AcadiFi Editorial·2026-05-20·16 min read

Why candidates miss this topic

Ethics questions around information often feel slippery because the exam hides several judgments inside one vignette. A candidate sees an analyst with an edge and starts asking the wrong first question:

  • "Is this fair?"
  • "Would this move the market?"
  • "Did someone trade?"

Those are relevant eventually, but they are not the best sequence.

For CFA exam purposes, you usually need to answer four questions in order:

  1. Was the information obtained legitimately?
  2. Is the information public or nonpublic?
  3. Is the information material to a reasonable investor?
  4. If a commission-funded benefit is involved, does the client paying the commission receive a related benefit?
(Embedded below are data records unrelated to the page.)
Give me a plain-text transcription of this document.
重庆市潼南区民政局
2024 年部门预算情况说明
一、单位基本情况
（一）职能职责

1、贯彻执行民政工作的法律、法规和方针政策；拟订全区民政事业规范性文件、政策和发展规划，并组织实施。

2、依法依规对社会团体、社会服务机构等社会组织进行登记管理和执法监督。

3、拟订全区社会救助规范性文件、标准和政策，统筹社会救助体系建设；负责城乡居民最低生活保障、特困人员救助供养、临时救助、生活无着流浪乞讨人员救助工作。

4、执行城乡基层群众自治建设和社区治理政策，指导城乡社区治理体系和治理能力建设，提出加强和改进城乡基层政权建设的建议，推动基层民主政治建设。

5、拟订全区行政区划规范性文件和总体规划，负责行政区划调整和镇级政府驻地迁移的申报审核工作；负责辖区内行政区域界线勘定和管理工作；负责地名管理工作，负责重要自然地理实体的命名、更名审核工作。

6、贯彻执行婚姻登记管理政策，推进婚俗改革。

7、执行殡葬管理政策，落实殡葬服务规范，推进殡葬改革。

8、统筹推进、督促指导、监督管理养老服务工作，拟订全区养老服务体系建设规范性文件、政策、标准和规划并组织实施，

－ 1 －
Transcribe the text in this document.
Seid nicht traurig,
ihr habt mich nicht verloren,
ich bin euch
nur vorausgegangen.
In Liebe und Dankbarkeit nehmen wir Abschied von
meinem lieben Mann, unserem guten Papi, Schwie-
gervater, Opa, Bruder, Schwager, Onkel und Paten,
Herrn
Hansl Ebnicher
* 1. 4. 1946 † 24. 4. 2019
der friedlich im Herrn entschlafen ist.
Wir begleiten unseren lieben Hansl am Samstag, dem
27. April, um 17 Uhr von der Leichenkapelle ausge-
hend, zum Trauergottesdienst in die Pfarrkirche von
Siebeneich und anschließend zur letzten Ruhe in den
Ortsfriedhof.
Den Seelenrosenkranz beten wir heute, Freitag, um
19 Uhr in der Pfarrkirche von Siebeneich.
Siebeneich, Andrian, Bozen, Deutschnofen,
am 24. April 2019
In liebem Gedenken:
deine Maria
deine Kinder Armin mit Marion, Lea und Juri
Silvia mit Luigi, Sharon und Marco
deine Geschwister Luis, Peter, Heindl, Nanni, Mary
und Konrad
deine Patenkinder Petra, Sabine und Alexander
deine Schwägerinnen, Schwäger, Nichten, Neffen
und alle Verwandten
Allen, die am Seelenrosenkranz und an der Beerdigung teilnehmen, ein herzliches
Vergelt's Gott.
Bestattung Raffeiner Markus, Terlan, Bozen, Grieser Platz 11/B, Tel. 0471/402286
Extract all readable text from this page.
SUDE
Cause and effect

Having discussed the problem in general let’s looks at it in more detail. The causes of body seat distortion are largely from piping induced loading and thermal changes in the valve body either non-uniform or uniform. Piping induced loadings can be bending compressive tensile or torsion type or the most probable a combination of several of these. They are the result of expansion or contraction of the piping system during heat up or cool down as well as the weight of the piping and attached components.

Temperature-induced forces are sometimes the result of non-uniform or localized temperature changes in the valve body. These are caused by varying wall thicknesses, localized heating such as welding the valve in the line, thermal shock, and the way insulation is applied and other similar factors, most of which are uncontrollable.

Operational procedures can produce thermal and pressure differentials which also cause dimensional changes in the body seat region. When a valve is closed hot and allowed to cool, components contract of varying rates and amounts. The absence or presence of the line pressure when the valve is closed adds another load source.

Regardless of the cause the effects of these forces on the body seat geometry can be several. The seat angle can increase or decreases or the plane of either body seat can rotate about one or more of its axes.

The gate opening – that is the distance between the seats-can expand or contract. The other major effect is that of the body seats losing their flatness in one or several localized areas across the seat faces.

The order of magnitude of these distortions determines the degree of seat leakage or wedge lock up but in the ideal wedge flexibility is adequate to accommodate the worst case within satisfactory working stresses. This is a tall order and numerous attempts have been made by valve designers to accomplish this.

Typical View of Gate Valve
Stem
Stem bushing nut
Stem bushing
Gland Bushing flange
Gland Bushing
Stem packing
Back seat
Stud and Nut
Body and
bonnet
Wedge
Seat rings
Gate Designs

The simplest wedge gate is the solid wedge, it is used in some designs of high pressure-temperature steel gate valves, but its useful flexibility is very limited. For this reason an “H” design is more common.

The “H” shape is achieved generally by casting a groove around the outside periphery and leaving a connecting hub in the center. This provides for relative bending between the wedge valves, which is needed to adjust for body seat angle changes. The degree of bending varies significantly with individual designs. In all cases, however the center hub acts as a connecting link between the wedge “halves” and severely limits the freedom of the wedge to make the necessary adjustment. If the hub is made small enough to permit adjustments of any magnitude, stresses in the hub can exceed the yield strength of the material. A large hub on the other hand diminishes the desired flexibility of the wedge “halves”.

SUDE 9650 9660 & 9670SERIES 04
Once you slow the problem down, the answer choices become less ambiguous.

flowchart TD A["Start with the information edge"] --> B{"Was it obtained through a duty breach or improper tip?"} B -->|Yes| C["Treat as unethical and stop"] B -->|No| D{"Is the information broadly available on fair terms?"} D -->|Yes| E["Public information"] D -->|No| F["Nonpublic information"] E --> G{"Would a reasonable investor view it as important?"} F --> G G -->|Yes + Nonpublic| H["Material nonpublic information: do not act or cause others to act"] G -->|No + Nonpublic| I["Immaterial nonpublic detail may be usable inside a mosaic"] G -->|Yes + Public| J["Material public information can be used"] A --> K{"Is a commission-funded research benefit involved?"} K -->|Yes| L["Test client benefit, investment relevance, and disclosure"]

Public and material are not opposites

The biggest mental error is assuming that if information is material, it cannot be public. That is wrong.

A research report released to the entire market before trading starts can be highly material. It may change valuations, trigger recommendation changes, and move prices. It is still public if it has been broadly disseminated.

Likewise, a detail can be nonpublic but not material. Suppose analyst Erin Vale hears from a distributor that a manufacturer delayed one small regional shipment by two days because of weather. That fact may be nonpublic, but by itself it might not matter to a reasonable investor.

The exam separates these dimensions:

  • `Public versus nonpublic` asks how the information is available.
  • `Material versus immaterial` asks how much the information matters.

Do not merge them into one label.

Materiality: use the reasonable-investor test

Materiality is not based on whether the market has already reacted. It is based on whether a reasonable investor would likely consider the information important when making an investment decision.

That means hindsight is a poor test. If the stock did not move after release, the information could still have been material. If the stock moved sharply on rumors, the rumors may still have lacked a sound public basis.